At the moment, I would assume that there is a 50/50 chance. With this assumption, I can calculate my required price level where the stock gets interesting.
This would be then the follwoing calculation:
0,5*34 + 0,5*50 = Price *1.15 = 36,52 EUR. So at 36,52 EUR per share I could get an expected return of 15% with odds at 50/50.
Now we can make another assumption: Let’s assume we are still at 50/50, but we assume that any acquirer has to pay more than 50 as the 50 were clearly not enough. So lets say 55 EUR. Then my target price would be around 38,69 EUR per share where I would be prepared to buy.
In reality, of course the outcome will not be so binary, but I think this framework is a good way to get a feeling for an intersting entry point. For me, the current price level of 41 EUR is a little bit to high, but I think this could be interesting around 38,50 EUR as a special “failed M&A” situation.
There is a further interesting angle. A smaller, but in expert circles well known investor (Scherzer) has released an “open letter” to the management and board during the offer period. There they critize that from the beginning Management and board were against the offer despite the fact that they are obliged to work for the benefit of all shareholders and not only the founding family. The letter contains some other interesting info, such as that the Head of the supervisory board had actually sold shares in the market before etc. etc.
The target of this letter is clearly to put pressure on the family in order to “Motivate” them making an offer to minority shareholders at the “eidmueller” price. I am not sure how the chances of success are here, but this could increase the odds towards an “event” as described above. I am not a lawyer, so I cannot fully judge if the potential legal issues mentioned in the letter with refusing the offer are enough to build a case against them but it clearly increases the leverage.
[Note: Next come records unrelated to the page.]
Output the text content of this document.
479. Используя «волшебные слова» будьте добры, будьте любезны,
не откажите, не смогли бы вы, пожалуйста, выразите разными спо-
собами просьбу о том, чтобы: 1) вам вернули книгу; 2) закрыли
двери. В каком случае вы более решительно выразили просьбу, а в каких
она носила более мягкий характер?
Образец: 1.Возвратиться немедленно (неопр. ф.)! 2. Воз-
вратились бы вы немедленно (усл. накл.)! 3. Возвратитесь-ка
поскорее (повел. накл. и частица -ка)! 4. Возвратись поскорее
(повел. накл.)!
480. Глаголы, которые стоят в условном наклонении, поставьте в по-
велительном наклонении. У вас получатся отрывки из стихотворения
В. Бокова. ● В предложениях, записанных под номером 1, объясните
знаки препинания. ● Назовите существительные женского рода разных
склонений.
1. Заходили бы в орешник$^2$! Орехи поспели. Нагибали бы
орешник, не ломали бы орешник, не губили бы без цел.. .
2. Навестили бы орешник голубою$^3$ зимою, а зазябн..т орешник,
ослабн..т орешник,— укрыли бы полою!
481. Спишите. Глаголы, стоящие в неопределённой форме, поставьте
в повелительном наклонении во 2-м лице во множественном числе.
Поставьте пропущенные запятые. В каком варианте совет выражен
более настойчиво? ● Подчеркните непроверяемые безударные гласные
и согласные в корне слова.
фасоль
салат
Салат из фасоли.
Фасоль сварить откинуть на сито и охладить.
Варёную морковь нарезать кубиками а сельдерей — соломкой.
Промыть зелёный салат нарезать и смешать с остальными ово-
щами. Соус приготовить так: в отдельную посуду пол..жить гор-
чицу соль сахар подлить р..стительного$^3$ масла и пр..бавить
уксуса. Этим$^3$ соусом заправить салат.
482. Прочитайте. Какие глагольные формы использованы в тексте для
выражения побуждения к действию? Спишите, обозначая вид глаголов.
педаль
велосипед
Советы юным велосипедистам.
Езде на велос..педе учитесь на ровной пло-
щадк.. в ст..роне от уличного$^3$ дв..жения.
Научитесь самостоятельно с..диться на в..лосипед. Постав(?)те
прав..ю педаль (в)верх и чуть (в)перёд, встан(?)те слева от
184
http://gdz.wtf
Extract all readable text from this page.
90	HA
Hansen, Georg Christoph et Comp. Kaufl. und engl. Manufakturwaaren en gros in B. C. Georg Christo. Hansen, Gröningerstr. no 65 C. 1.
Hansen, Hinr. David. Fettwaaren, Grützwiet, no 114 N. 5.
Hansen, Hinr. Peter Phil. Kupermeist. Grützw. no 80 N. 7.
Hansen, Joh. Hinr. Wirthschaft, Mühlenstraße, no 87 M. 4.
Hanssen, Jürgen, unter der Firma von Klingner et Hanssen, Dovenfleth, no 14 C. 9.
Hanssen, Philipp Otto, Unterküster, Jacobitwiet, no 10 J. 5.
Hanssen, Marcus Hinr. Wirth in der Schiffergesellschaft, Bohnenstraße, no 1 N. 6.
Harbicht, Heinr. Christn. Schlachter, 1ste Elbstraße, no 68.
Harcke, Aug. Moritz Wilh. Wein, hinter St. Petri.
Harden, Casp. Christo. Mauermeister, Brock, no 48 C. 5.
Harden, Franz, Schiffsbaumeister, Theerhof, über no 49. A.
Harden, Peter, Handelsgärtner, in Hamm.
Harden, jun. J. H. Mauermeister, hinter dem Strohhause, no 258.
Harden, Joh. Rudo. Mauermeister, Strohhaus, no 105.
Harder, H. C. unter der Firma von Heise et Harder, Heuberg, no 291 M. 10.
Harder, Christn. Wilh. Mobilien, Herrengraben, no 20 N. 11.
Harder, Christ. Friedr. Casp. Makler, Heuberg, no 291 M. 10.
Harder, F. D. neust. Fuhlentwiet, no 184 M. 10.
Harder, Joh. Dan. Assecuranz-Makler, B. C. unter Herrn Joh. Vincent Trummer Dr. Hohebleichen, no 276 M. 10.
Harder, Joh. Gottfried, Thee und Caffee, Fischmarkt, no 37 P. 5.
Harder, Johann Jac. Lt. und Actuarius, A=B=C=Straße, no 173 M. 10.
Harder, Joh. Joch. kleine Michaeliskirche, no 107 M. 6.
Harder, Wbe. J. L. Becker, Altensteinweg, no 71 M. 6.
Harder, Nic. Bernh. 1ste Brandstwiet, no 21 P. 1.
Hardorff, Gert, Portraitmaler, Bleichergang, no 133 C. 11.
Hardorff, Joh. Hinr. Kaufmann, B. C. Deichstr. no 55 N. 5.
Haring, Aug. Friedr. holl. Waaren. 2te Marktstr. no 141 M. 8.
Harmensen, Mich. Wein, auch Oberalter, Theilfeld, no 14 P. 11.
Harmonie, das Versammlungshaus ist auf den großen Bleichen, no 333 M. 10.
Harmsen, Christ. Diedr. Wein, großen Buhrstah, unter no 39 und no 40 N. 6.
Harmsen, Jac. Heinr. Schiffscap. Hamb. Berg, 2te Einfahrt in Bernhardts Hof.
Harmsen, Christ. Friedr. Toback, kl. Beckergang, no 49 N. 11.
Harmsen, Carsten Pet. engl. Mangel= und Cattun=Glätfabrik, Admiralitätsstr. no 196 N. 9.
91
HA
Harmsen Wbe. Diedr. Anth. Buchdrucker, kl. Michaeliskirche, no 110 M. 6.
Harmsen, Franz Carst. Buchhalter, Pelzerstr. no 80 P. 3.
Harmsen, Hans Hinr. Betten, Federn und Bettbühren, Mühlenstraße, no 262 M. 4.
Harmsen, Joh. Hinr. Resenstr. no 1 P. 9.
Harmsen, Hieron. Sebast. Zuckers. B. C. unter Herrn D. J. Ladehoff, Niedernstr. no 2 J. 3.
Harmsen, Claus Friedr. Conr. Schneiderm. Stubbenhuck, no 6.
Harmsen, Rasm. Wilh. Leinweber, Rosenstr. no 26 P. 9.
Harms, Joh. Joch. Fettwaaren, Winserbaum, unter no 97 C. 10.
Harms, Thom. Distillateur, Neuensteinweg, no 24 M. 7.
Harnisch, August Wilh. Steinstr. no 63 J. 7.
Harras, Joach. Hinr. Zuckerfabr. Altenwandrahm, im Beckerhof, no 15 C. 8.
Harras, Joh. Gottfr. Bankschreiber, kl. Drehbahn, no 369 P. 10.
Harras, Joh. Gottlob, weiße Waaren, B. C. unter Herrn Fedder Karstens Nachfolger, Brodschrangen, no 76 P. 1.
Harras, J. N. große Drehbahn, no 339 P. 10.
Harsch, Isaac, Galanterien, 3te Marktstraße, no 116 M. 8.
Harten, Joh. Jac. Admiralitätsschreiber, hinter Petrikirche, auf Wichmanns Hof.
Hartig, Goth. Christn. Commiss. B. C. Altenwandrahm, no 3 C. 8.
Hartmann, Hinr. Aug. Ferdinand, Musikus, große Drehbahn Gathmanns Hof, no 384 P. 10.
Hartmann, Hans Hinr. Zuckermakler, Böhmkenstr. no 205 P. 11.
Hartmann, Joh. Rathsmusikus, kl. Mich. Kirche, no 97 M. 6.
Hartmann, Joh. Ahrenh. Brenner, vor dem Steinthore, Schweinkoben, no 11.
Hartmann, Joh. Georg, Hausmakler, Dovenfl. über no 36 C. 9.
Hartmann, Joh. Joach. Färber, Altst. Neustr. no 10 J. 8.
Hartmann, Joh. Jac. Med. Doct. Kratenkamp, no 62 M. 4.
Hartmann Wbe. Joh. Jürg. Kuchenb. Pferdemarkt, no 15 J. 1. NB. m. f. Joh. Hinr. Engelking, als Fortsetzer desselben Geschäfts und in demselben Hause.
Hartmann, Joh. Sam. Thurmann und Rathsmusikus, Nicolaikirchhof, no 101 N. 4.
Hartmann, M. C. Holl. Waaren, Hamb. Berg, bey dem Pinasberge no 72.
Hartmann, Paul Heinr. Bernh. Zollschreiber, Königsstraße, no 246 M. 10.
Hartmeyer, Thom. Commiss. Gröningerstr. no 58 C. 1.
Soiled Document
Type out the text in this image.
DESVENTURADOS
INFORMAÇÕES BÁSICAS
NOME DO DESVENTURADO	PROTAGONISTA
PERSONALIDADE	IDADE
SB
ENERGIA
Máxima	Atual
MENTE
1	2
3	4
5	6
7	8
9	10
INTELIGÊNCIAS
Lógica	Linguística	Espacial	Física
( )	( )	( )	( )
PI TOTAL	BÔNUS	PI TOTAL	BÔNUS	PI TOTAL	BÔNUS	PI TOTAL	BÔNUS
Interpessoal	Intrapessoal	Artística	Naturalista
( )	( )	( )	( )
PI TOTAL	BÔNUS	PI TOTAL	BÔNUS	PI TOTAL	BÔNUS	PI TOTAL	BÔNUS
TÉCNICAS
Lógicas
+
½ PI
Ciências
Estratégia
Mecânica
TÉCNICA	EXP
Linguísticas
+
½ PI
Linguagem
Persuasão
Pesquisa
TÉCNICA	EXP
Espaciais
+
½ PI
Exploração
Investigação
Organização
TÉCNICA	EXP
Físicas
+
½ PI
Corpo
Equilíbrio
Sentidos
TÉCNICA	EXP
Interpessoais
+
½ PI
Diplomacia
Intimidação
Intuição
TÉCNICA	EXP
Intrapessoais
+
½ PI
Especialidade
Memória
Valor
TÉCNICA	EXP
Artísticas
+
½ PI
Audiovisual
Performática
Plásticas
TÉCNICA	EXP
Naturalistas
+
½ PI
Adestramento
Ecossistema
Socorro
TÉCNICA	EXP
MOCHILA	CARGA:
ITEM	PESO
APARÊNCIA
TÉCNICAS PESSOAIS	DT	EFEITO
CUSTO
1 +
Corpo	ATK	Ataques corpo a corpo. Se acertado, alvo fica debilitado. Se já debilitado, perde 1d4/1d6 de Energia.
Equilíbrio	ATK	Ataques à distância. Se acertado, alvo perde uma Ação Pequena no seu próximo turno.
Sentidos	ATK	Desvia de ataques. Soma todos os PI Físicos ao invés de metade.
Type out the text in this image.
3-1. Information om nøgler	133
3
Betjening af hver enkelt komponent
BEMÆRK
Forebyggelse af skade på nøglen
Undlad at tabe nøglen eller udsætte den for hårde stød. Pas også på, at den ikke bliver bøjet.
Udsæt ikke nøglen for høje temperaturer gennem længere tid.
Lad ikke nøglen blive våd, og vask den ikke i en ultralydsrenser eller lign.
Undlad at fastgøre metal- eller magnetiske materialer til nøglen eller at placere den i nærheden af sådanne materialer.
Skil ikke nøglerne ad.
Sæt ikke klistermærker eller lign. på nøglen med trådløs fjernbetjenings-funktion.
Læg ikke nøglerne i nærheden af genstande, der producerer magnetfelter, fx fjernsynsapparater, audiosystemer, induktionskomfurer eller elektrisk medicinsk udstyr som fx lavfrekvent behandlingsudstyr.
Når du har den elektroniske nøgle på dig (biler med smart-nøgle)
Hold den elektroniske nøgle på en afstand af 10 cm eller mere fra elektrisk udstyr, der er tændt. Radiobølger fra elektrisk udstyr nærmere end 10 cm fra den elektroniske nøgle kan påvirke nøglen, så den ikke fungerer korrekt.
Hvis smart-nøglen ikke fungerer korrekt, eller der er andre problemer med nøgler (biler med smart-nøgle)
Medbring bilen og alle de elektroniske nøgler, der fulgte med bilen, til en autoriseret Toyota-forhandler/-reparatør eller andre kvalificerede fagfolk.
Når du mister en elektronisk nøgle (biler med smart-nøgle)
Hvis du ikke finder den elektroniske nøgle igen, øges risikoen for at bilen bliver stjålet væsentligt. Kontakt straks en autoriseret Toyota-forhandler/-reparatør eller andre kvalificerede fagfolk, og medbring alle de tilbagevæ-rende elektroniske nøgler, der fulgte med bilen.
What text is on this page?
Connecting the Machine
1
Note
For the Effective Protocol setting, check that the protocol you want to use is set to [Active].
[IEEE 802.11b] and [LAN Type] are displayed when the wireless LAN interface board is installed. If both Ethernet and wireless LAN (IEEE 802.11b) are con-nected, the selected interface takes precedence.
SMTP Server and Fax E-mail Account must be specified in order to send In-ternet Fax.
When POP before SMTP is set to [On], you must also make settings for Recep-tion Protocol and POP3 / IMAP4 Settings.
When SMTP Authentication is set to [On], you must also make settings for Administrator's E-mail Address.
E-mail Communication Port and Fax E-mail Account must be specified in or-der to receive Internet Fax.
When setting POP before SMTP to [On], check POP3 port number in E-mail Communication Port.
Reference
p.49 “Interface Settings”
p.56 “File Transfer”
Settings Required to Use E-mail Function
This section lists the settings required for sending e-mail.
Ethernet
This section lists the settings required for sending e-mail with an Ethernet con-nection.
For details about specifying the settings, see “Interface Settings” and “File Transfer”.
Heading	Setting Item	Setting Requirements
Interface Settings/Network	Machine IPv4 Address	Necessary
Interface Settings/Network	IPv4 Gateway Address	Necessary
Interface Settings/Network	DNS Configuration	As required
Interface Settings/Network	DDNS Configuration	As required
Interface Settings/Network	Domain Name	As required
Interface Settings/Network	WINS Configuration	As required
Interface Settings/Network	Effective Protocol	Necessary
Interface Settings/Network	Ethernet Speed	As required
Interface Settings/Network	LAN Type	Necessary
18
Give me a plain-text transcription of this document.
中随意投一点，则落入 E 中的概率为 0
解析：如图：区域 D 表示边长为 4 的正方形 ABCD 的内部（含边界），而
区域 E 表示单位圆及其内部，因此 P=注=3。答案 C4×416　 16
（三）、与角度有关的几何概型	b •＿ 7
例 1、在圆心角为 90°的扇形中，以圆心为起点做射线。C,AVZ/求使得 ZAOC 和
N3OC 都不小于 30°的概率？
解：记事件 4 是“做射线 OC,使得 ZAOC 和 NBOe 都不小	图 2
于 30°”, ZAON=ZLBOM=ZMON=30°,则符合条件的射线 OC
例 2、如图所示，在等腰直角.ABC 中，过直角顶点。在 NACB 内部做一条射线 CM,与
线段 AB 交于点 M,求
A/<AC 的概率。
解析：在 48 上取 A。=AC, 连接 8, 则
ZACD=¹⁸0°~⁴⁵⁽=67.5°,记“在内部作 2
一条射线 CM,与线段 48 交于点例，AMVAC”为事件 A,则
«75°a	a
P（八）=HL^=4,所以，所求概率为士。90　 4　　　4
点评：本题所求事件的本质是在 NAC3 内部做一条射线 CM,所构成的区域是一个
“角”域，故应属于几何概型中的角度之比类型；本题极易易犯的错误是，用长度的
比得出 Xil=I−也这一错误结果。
The question for me is: Does this move the “needle” far enough t justify an investment at the current price of 41 EUR ?
Although the failed R. Stahl offer is clearly different from my succesful Rhoen investment, the situation itself is interesting. However for my taste, the current price of 41 EUR is a little bit to high compared to the undisturbed price of around 34 EUR in order to justify an investment. For me, this would get very interesting at a price of around 38-39 EUR at the curent stage. I will watch this one closely…..
Cooper Crouse-Hinds is market leader (ahead of R.STAHL) and whose parent company, Cooper Industries, was acquired by Eaton in 2012.
There would be more synergies and better market access with Eaton / Cooper Crouse-Hinds as with Weidmüller, but founding families rarely sell without extremely compelling reasons.